International Journal of Computer Applications |
Foundation of Computer Science (FCS), NY, USA |
Volume 186 - Number 24 |
Year of Publication: 2024 |
Authors: Kshitij Sekhar Dutta |
10.5120/ijca2024923700 |
Kshitij Sekhar Dutta . Data Extraction and Sentiment Analysis of Social Media. International Journal of Computer Applications. 186, 24 ( Jun 2024), 23-28. DOI=10.5120/ijca2024923700
Social media nowadays has become synonymous with the internet. Social media platforms have long evolved from being simple forums where people could post photos and thoughts to now being a base where people can launch successful entrepreneurial businesses or even turn into influencers, potentially earning them millions.

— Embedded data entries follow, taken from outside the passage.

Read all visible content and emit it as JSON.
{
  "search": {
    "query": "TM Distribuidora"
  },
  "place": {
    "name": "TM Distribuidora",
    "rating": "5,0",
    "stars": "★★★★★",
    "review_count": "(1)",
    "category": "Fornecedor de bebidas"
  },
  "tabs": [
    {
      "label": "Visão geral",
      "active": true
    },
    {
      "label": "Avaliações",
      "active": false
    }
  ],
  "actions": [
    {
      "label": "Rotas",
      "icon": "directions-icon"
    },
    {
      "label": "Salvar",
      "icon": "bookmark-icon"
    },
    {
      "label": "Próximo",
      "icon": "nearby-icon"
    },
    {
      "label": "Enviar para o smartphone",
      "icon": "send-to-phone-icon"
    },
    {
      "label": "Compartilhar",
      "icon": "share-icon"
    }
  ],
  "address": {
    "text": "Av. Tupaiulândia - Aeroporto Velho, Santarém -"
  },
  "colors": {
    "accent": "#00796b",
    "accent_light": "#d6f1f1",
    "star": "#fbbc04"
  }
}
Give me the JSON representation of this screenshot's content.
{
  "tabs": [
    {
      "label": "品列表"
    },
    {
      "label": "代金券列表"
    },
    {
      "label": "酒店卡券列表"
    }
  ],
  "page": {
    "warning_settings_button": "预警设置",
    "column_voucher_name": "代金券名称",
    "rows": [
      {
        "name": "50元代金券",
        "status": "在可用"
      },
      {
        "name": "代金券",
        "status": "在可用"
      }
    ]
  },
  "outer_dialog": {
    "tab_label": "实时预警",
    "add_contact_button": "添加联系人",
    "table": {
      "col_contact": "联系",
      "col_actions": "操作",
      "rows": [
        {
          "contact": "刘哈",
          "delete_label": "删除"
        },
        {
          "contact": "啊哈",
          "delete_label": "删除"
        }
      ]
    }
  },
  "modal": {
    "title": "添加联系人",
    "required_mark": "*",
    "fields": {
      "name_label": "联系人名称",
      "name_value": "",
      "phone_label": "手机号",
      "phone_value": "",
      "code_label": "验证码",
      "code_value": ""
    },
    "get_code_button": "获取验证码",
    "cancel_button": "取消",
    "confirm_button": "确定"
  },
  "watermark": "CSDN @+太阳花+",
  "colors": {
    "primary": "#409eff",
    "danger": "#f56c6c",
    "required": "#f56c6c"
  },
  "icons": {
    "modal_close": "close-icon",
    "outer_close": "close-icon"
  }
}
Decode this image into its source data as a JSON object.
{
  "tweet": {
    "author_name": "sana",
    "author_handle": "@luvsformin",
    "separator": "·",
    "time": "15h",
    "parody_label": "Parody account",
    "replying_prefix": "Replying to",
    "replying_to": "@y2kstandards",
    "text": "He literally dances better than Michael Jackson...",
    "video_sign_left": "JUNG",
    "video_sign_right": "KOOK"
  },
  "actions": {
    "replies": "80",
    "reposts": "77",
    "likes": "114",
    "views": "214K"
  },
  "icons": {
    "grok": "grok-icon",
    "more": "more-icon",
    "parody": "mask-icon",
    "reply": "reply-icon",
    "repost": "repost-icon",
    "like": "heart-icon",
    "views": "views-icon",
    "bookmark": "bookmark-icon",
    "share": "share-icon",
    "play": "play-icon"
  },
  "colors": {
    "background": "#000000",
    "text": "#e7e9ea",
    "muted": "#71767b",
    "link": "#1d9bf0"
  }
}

This paper aims to harness the power of Natural Language Processing through Sentiment Analysis and apply it to one of the most popular social media forums right now, Reddit. Reddit has 73.1 million daily active users and 267.5 million weekly active users. There are more than 100,000 active subreddits (sub-forums) on the platform. This paper utilizes Reddit APIs to employ a crawler that scrapes data from Reddit and orders them into a single data set. Then, the paper examines the structure of this data set. Through this data set it then analyses what the current topics of discussions were about, what the perceived opinions of the users were about the various topics. This paper intends to find if there is a correlation between the amount and type of emotions. This paper also highlights the concerns with using Sentiment Analysis and some other applications of it in real-life.